In 1857, the Navy dismissed forty-nine officers, including Levy, though he fought the decision through a Court of Inquiry and was eventually reinstated. After his reinstatement, he rose to command the Mediterranean fleet and received the rank of Commodore, then the highest ranking in the Navy

A smart investor in New York City real estate, Levy became a rich man late in his Naval career and used his wealth as a very generous philanthropist, many times donating to Jewish-American endeavors. He served as the first president of the Washington Hebrew Congregation in Washington, DC and in 1854 he sponsored the new Jewish seminary of the Bnai Jeshurun Educational Institute in New York.

Also an ardent admirer of Thomas Jefferson, in 1836 Levy purchased Monticello, the late President's estate, and publicly announced that he intended to restore the property to its original condition and open it for visitation. The house and grounds remained in the Levy family until the estate was sold to the Thomas Jefferson Memorial Foundation in 1923.

Commodore Levy died on March 22, 1862 and was buried in Cyprus Hills in Brooklyn in his synagogue's cemetary.
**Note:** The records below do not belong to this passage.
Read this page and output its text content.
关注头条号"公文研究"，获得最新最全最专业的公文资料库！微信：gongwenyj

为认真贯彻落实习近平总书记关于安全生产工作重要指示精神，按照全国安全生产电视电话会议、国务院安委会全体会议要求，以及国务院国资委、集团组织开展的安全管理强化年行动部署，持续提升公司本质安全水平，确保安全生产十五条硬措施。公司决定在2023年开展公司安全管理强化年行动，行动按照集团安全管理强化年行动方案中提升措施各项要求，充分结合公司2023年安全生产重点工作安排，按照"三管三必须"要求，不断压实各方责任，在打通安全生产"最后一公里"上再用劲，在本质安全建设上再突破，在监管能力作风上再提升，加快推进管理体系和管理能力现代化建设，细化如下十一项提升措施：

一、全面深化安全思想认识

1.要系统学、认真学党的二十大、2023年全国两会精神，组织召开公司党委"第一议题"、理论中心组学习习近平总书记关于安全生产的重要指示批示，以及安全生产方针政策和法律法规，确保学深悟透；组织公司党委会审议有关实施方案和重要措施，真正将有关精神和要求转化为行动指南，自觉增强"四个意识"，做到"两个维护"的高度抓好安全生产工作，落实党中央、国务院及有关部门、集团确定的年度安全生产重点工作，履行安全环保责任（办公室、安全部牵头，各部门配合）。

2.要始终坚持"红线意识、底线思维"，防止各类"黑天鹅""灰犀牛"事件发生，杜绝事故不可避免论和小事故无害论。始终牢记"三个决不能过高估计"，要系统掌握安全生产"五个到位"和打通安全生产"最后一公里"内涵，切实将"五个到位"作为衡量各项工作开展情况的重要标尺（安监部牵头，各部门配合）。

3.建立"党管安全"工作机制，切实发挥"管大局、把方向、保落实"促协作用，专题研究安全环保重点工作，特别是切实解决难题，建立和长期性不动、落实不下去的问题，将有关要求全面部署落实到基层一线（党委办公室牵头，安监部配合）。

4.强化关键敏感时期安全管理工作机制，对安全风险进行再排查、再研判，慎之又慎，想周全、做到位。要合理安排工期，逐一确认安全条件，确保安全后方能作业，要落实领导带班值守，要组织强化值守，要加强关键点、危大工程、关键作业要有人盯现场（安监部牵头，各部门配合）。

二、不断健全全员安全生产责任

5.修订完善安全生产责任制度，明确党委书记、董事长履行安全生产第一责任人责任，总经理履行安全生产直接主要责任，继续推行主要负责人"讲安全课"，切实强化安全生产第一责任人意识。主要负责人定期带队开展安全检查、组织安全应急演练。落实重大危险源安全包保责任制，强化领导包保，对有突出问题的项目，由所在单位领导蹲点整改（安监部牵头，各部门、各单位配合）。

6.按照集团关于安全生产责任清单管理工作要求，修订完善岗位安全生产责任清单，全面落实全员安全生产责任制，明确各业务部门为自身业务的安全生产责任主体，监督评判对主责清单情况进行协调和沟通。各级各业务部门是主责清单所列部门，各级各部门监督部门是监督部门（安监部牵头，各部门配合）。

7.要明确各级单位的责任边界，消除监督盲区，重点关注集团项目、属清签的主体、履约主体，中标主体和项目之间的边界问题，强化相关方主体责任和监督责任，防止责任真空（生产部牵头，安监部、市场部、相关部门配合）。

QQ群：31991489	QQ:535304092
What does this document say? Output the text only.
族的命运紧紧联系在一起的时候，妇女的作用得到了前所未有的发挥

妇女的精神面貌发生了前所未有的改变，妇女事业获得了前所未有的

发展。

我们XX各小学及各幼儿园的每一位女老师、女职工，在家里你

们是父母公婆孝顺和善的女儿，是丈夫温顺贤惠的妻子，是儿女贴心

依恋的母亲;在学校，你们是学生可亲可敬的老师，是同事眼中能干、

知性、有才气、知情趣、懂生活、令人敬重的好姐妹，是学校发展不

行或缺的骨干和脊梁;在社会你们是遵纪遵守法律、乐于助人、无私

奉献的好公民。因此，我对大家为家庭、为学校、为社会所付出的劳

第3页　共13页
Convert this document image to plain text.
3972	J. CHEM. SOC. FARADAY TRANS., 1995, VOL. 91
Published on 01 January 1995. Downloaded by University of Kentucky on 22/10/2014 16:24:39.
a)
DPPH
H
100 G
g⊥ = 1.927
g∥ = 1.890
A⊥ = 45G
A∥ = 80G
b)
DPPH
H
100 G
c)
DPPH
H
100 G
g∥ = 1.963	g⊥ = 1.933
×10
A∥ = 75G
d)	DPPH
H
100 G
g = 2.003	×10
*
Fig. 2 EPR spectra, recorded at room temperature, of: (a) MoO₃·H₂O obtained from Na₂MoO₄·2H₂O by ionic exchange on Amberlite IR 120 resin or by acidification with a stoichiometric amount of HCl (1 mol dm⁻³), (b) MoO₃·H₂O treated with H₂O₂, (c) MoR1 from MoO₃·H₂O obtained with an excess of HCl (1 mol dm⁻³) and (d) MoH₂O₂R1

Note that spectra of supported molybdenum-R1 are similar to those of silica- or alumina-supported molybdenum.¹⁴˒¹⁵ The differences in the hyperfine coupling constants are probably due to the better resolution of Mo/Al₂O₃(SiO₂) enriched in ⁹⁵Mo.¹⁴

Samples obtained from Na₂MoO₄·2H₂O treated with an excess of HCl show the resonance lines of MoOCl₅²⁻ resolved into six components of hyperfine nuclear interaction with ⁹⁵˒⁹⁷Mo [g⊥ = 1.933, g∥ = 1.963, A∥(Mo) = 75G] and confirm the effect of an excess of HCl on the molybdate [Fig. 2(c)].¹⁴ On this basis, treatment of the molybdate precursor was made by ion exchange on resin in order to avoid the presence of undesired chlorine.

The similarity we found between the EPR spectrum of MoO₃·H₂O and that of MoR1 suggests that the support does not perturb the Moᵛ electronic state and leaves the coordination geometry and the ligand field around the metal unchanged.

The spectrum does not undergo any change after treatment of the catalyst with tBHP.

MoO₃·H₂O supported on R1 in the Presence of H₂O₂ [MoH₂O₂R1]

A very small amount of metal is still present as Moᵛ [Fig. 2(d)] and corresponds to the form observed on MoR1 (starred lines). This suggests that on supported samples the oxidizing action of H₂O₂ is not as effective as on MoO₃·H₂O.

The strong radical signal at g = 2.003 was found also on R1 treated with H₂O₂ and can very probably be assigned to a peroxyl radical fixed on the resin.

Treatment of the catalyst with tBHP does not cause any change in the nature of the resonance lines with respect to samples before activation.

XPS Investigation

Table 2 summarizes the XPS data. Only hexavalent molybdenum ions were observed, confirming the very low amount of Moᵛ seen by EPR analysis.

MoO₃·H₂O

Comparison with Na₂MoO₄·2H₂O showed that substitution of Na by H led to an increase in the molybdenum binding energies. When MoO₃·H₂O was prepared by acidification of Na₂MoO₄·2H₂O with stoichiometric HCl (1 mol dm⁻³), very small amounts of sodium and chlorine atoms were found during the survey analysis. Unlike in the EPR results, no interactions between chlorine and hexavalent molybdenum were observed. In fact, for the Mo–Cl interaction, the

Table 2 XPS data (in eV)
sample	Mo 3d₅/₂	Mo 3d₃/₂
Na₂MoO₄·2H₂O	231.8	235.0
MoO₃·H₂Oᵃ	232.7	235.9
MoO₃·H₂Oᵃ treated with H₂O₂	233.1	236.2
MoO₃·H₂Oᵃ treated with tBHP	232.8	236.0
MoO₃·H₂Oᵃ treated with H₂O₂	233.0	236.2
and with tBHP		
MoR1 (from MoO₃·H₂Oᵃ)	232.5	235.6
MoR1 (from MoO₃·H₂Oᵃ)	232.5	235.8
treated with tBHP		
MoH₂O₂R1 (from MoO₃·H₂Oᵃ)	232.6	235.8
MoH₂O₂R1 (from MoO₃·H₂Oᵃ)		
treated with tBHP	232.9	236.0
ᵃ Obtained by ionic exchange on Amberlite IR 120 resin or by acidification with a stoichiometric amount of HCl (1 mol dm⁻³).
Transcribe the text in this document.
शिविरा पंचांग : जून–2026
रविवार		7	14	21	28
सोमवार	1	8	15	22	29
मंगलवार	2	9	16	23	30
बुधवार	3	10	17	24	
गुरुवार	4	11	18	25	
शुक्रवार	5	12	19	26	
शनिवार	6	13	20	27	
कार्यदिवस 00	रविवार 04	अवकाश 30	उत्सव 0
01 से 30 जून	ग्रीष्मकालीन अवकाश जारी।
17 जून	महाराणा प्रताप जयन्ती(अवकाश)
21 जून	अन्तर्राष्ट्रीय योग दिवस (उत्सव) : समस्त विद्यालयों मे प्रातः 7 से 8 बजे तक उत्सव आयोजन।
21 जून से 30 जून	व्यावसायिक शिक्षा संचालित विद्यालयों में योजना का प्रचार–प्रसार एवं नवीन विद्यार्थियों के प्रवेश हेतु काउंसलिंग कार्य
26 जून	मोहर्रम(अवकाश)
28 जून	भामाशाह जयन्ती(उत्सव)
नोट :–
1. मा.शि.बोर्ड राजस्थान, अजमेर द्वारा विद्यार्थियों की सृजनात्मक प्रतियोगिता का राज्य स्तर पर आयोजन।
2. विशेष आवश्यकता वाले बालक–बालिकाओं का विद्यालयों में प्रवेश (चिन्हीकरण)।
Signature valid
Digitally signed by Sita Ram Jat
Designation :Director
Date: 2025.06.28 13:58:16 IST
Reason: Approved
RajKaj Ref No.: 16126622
He did, however, leave behind many legacies. A statue of Thomas Jefferson commissioned by Levy, stands today in the rotunda of the U.S. Capitol. In 1959, the Navy's oldest Jewish Chapel located in Norfolk, Virginia, was renamed the Commodore Levy Chapel in honor of Levy's dedication to his religion and his country. In December 2011, a statue of Levy, commissioned by two Jewish captains in the Navy, was unveiled outside of Philadelphia's Congregation Mikveh Israel, where Levy had his bar mitzvah back in 1805.